6. Nov. 21, 2004: Tampa Bay 35, San Francisco 3
Since the Buccaneers demolished the 49ers, 31-6, in the Divisional Round of the 2002 playoffs, the series between the two teams has taken a sharp turn towards Blowoutville. Including that game and the eight meetings since, seven of the nine games has been won by a margin of 17 points or more. The Bucs have wins of 25, 32, 21 and 17 points in that stretch, while San Francisco has countered with victories of 17, 45 and 19 points. For Tampa Bay, the biggest blowout came in 2004, a rough season that only had a few highlights. This may have been the best of those, as Tampa Bay's defense absolutely strangled Tim Rattay and the 49ers right from the start. San Francisco's offense did not generate a single first down in its first five possessions and had a meager 26 yards and 1.2 yards per play by halftime. Meanwhile, the Buccaneers had 239 yards by the break and Brian Griese threw two touchdown passes to Joe Jurevicius to help his team to a 21-0 lead. A Derrick Brooks sack forced a Rattay fumble early in the first period and Chartic Darby recovered to set up a one-play touchdown drive on Michael Pittman's 14-yard run.
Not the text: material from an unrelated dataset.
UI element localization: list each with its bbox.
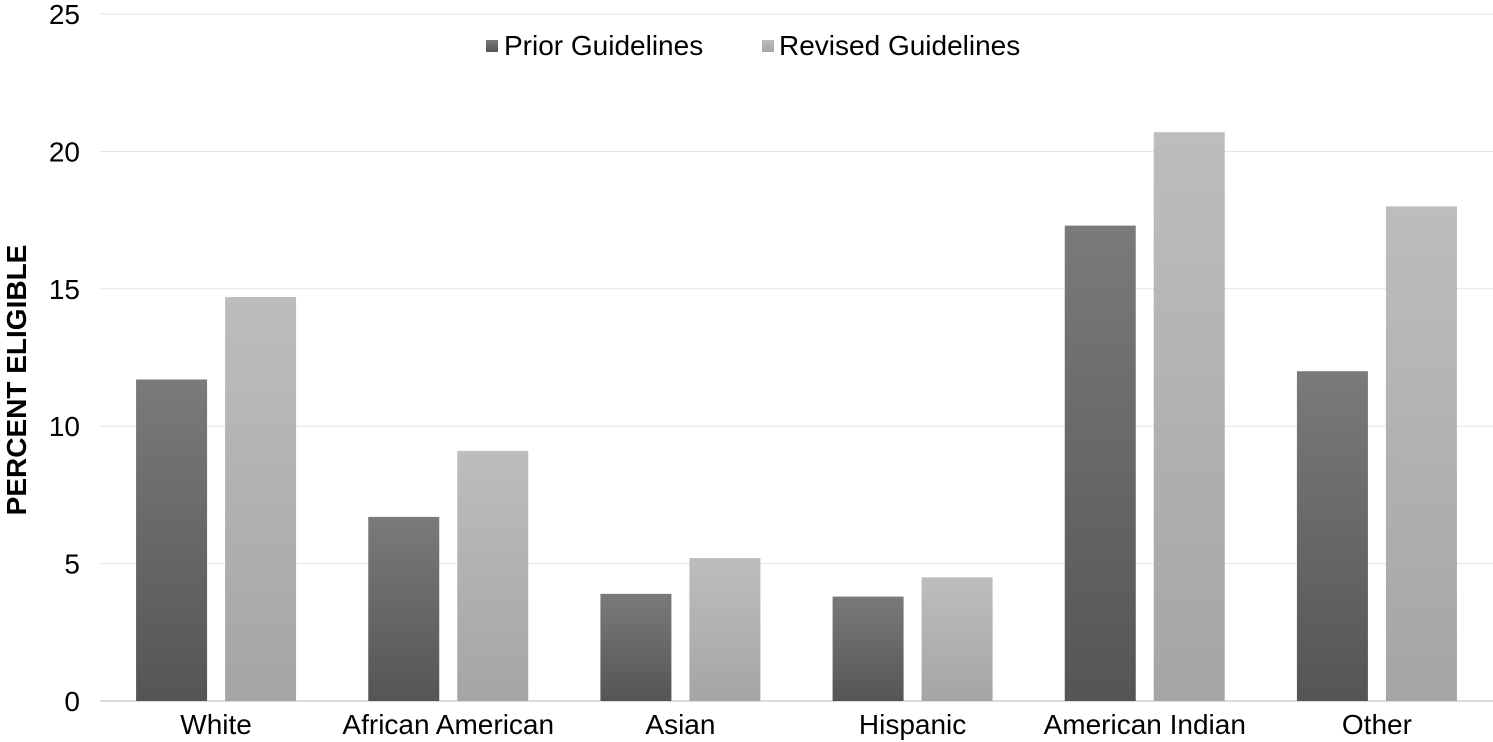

Brian Griese's two first-half interceptions, one in the 49ers' end zone, kept the game from getting completely out of hand and the 49ers' offense was a little better in the second half, but Pittman scored again in the third quarter and Torrie Cox put this game into the 30-point blowout category by returning an interception 55 yards for a touchdown in the fourth quarter.